Questa del pianto dell’uditorio era la cartina di tornasole dei miei successi di scrittore. Non quanta gente c’era o quanti libri ho venduto, ma: “Piangevano?”. Ho comunque avanzato la mia controparte del qui pro quo. Un’intercessione paganamente familistica. Se esiste il paradiso, lei mi deve tenere un posto occupando la sedia con la borsetta. E’ sempre stato impossibile fargliela togliere, in chiesa o a teatro. Dopo il funerale, con mio fratello e la badante abbiamo insistito perché cenassimo a melanzane alla parmigiana con tutto il clan, vincendo la tendenza calabrese a indossare i panni delle prefiche romane, o a chiudersi in un silenzio fosco. E avevamo ragione. Ho avuto la netta sensazione che mia nonna fosse molto più presente in quel piatto che nella bara sottoterra. Poche ore prima, a guardarla riposare per sempre, l’altra regina, Nara, maestra elementare, poi psicologa – professione che continua a esercitare a novantadue anni– sempre nascosta dietro gli occhiali da sole, la voce arrochita dalle sigarette. Ancora oggi, quando scende in spiaggia per tuffarsi cantando la Marsigliese o Puccini, per una sorta di misterioso, tacito passaparola tra gli ombrelloni serpeggia un: “E’ una psicologa”, e più d’uno attacca bottone: “Sa, ho un amico che…”. E l’Oracolo risponde.

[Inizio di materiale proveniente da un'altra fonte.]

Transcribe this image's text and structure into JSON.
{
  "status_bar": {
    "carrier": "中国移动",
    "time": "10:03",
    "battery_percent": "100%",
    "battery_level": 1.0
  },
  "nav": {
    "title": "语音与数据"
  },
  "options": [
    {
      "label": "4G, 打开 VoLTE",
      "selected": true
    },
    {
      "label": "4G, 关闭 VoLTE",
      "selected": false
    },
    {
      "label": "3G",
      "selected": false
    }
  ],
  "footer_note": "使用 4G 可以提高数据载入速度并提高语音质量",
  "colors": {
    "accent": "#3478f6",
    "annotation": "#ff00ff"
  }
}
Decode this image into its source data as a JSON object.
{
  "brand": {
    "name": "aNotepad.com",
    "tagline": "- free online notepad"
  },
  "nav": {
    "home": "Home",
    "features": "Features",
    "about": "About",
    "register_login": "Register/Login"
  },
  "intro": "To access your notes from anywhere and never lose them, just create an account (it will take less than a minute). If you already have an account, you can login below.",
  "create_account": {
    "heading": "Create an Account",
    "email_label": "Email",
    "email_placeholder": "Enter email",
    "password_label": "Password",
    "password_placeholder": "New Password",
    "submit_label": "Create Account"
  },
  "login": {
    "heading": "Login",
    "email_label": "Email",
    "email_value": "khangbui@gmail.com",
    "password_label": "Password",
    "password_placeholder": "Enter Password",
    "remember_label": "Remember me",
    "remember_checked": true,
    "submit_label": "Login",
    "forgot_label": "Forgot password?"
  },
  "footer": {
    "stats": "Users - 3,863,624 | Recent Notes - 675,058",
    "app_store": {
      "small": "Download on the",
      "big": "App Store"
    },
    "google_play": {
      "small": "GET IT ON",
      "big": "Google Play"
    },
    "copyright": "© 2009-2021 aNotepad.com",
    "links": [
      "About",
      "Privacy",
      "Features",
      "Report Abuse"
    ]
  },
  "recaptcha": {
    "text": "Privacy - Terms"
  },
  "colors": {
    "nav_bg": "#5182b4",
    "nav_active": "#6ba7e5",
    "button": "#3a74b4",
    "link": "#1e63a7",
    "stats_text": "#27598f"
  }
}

Crescere con lei ha voluto dire sfoggiare una nonna che sapeva truccarsi la faccia come un capo-indiano e regalava libri sulla mitologia indiana. Nietzsche non poteva credere a un Dio che non sapesse danzare. Io non potrei credere a un Dio che non si diverta a entrare nelle inquadrature e a sculettare sullo sfondo, come faceva Giuseppe. Uno che, dovendo dare come Giuseppina una supposta al marito, non si presenti, ridacchiando, con una melanzana in mano. Uno che non sappia, come Silvano, squadrare con fosca sensualità la badante musulmana velata, e mormorare: “Levati codesto barracano”– traduzione piuttosto puntuale del “Cantico dei Cantici”, a pensarci. Qualche tempo fa, passeggiando con Nara, tenendola sempre per mano, “Niente bastone! Al massimo la mano!” – ho detto – “Nessuno si diverte come noi, bella bionda”. “Perché noi VIVIAMO” mi ha risposto lei. Ci ripensavo proprio al funerale. Qualunque cosa ci aspetti (oppure no) al di là dell’ultima soglia, qui, con loro, ho e abbiamo danzato.